Thursday, March 17, 2005

vignette: in silence

I heard about this teacher, this music teacher, in Belize or Peru or some other Latin American country (or at least the place where the event took place sounded like one of those places, the ones where butterflies, wings tipped in outrageous colors, trail like devoted puppies after those embroiled in a one-way love affair). This man loved his work but felt that his entire life was a failure to produce music that provoked rapture in all that heard it. His voice, always a source of embarrassment to him and those he taught, had all the musicality of splintering glass; a truth made more painful by the fact that he was otherwise pitch perfect. But against his lips, the flute acquired an altogether different aspect, lilting, rising, falling, persuading, leading his audience almost but not quite to the precipice of utter joy. Constantly, at the precise moment when the next note would transport his audience to an unearthly paradise, he would falter, reversing in mere moments the experience of delight and replacing it with a cacophony that could only rouse an exasperated sense of regret, enveloping those in his immediate vicinity with the fading echoes of his desperate longing.

One day, right after another truncated performance that ended in the manner all his performances did, this teacher walked out of the music room, in tears. His students followed him at a cautious distance down the corridors, past the classrooms where voices expounded on genes and peas, down the stairs past the glass-enclosed trophies that proudly attested to various students’ victories in volleyball, origami and spelling, and out into the pristine and uniform length grass of the quad. It was there that the teacher turned to the kids who followed him outside and said, “Fuck this”, followed a moment later with “And fuck you all.”
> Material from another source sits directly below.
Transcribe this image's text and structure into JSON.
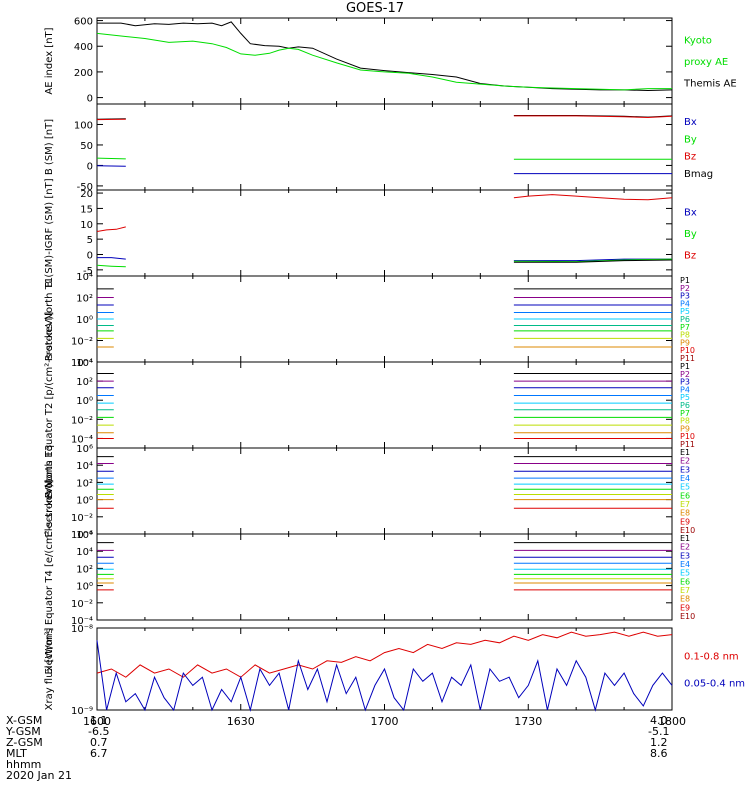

Witnesses claim that the whirlwind that engulfed him appeared out of nowhere. It came as an inverted cone, swirling with the tip on top, ten meters tall, colored mostly green and smelling strongly of crushed leaves. It just covered him, they said, like a cup in a shell game, then was simply not there the next moment. The fascinating thing about their observations, in fact the very last thing that everyone pointed out, was that the entire event took place in silence. There was none of the expected sounds associated with a whirlwind, even a completely supernatural one. It just came, upside down, covered him completely, and vanished, all in silence.